Mexican Journalist Receives Death Threats in Tlaxcala

Mexican reporter Alberto Amaro Jordán received death threats against him, his family, and his bodyguards on May 20, 2024. He has been enrolled in a federal protection program for journalists after receiving numerous threats in recent years. (Photo: Amnesty International/Carlos Mendoza)

By The Committee to Protect Journalists

HAVANA TIMES – Mexican authorities must immediately investigate death threats directed at reporter Alberto Amaro Jordán, his family, and his bodyguards and take steps to guarantee his safety, the Committee to Protect Journalists (CPJ) said Thursday.

Unknown individuals driving a red truck passed by the residence of Amaro, founder and editor of Tlaxcala state-based news website La Prensa de Tlaxcala, and yelled death threats at the reporter’s bodyguards stationed at the front gate at approximately 7 p.m. on Monday, May 20 in the city of Apizaco, in the central Mexican state of Tlaxcala, Amaro told CPJ.

“They told the bodyguards that they were going to ‘kill us all,’ after which they drove away,” Amaro told CPJ, adding that they drove by again shortly after and repeated the threats. “The bodyguards told me that they may have been intoxicated.”

Amaro is currently enrolled in a protection program sanctioned by the federal Mechanism for the Protection of Human Rights Defenders and Journalists after receiving numerous threats over the past years.

“It is deeply concerning that reporter Alberto Amaro Jordán continues to receive brazen death threats, even as he is under the protection of the Mexican government. These threats are a clear sign of the violence that continues to plague the Mexican press,” said Jan-Albert Hootsen, CPJ’s Mexico representative. “CPJ calls on Mexican authorities to investigate the threats Amaro and his family face and to strengthen the safety measures before this case becomes yet another footnote in Mexico’s abysmal track record of keeping journalists safe.”

Amaro told CPJ he believed it was possible the threats were related to a May 15 reporting trip he took to the nearby municipality of Ocotlán with human rights activist Viridiana Baena Leyva. Baena is also a member of Madres Buscadoras (Searching Mothers), a national network searching for missing family members and demanding the Mexican federal government address the widely reported forced disappearance of nearly 100,000 people.

Amaro and Baena traveled to an empty lot in Ocotlán to investigate rumors of clandestine graves. Upon arrival, the pair were immediately watched by several people in the area; Amaro told CPJ that he perceived the observation as threatening. When they left the area, a state police car followed them for more than 10 miles.

Amaro added that on May 20, the same day he received the threats, Tlaxcala police arrested a former policeman and two women in Ocotlán on suspicion of having been involved in the disappearance of an Uber driver in the areaThe reporter said the arrest may be related to the threats he received, considering the timing and that he and Baena were followed after visiting Ocotlán.  

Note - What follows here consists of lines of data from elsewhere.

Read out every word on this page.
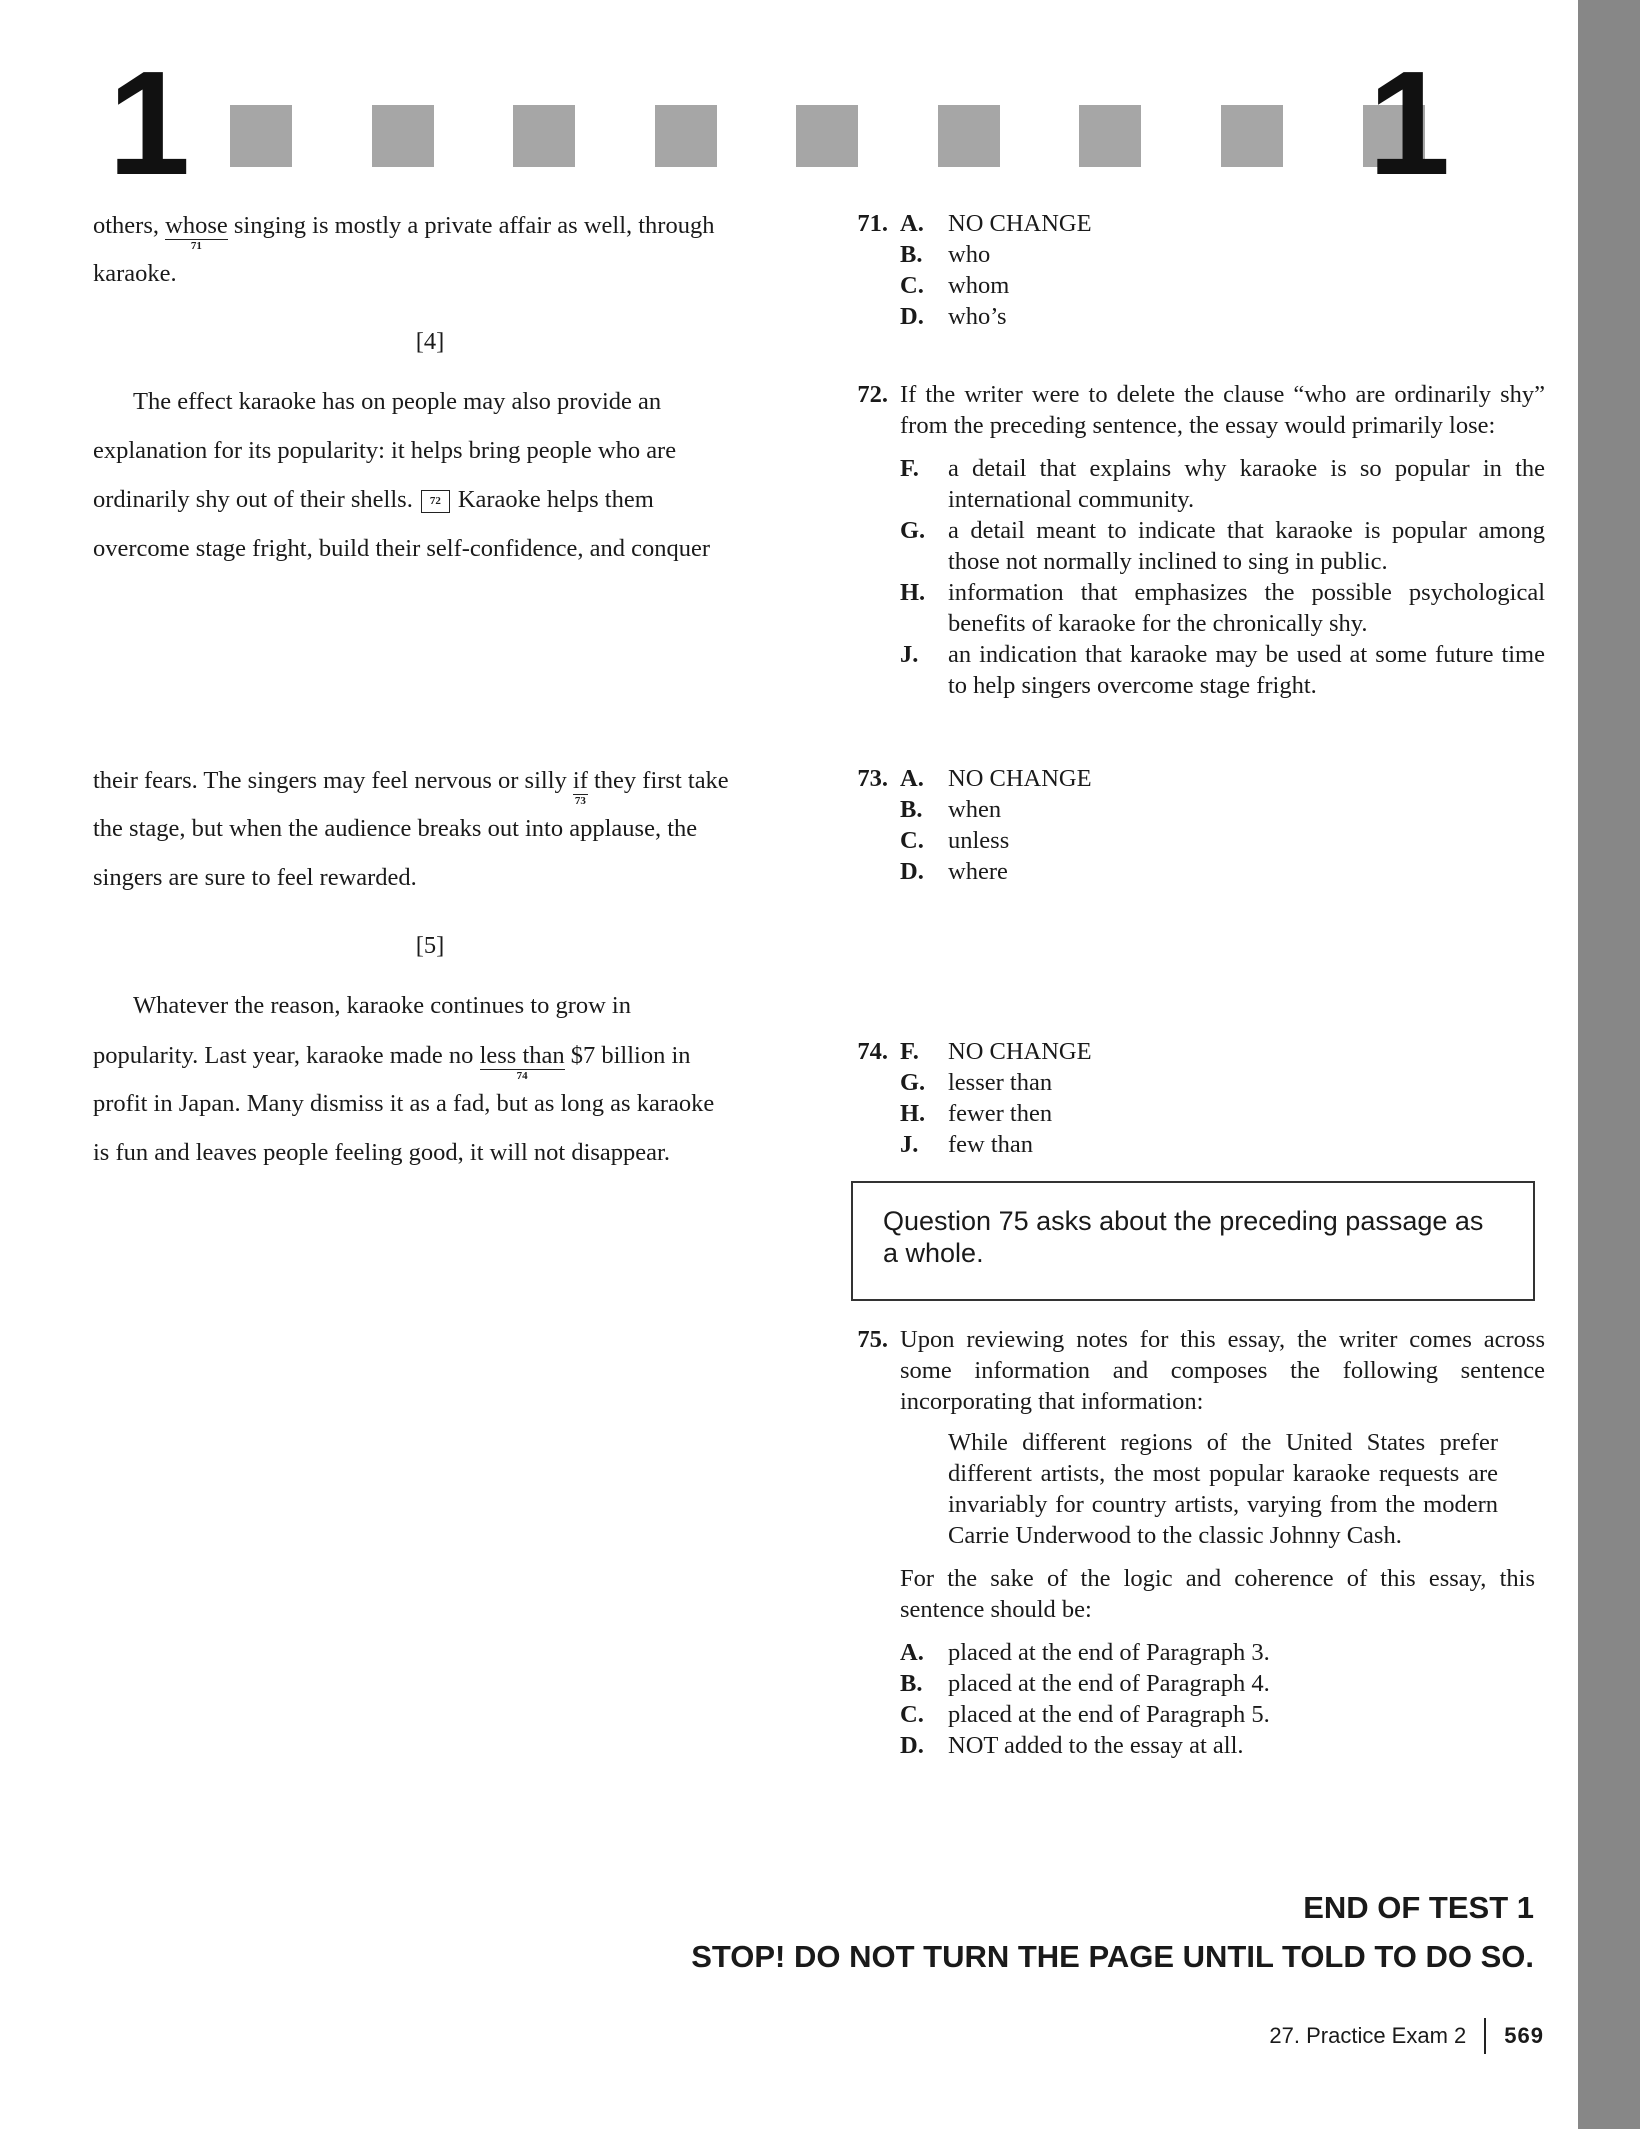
1	1
others, whose
71
singing is mostly a private affair as well, through
karaoke.
[4]
The effect karaoke has on people may also provide an
explanation for its popularity: it helps bring people who are
ordinarily shy out of their shells. 72 Karaoke helps them
overcome stage fright, build their self-confidence, and conquer
their fears. The singers may feel nervous or silly if
73
they first take
the stage, but when the audience breaks out into applause, the
singers are sure to feel rewarded.
[5]
Whatever the reason, karaoke continues to grow in
popularity. Last year, karaoke made no less than
74
$7 billion in
profit in Japan. Many dismiss it as a fad, but as long as karaoke
is fun and leaves people feeling good, it will not disappear.
71. A. NO CHANGE
B. who
C. whom
D. who’s
72. If the writer were to delete the clause “who are ordinarily shy” from the preceding sentence, the essay would primarily lose:
F. a detail that explains why karaoke is so popular in the international community.
G. a detail meant to indicate that karaoke is popular among those not normally inclined to sing in public.
H. information that emphasizes the possible psychological benefits of karaoke for the chronically shy.
J. an indication that karaoke may be used at some future time to help singers overcome stage fright.
73. A. NO CHANGE
B. when
C. unless
D. where
74. F. NO CHANGE
G. lesser than
H. fewer then
J. few than
Question 75 asks about the preceding passage as a whole.
75. Upon reviewing notes for this essay, the writer comes across some information and composes the following sentence incorporating that information:
While different regions of the United States prefer different artists, the most popular karaoke requests are invariably for country artists, varying from the modern Carrie Underwood to the classic Johnny Cash.
For the sake of the logic and coherence of this essay, this sentence should be:
A. placed at the end of Paragraph 3.
B. placed at the end of Paragraph 4.
C. placed at the end of Paragraph 5.
D. NOT added to the essay at all.
END OF TEST 1
STOP! DO NOT TURN THE PAGE UNTIL TOLD TO DO SO.
27. Practice Exam 2 569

CPJ’s several telephone calls to the office of the Tlaxcala State Prosecutor’s Office on May 21 and May 22 were not answered.

An official of the Federal Mechanism for the Protection of Human Rights Defenders and Journalists who asked for anonymity as they were not authorized to discuss the matter publicly told CPJ that the agency was made aware of the threats and is currently investigating, adding that Amaro was already enrolled in “one of the strongest protection schedules.”

The Mexican federal government created the mechanism in 2012 after years of pressure from journalists and civil society organizations to address the constant threats and attacks against defenders and media workers. In March 2024, CPJ noted that eight journalists had been killed while enrolled in the mechanism in the last seven years and urgently called for the government to strengthen and reform the institution.

Amaro detailed the threats, attacks, and harassment that he has been subjected to — including threats by three men who claimed to be members of one of Mexico’s most prominent drug trafficking gangs, the Sinaloa cartel, in a joint report published by CPJ and Amnesty International in March 2024. In March 2021, a mayor of a nearby municipality attempted to drive Amaro off the road.

Mexico remains one of the world’s most dangerous countries for journalists. CPJ has found that the high levels of violence against journalists can be attributed in part to the failure of state and federal authorities to make the environment safer for reporters or even take crimes against the press seriously.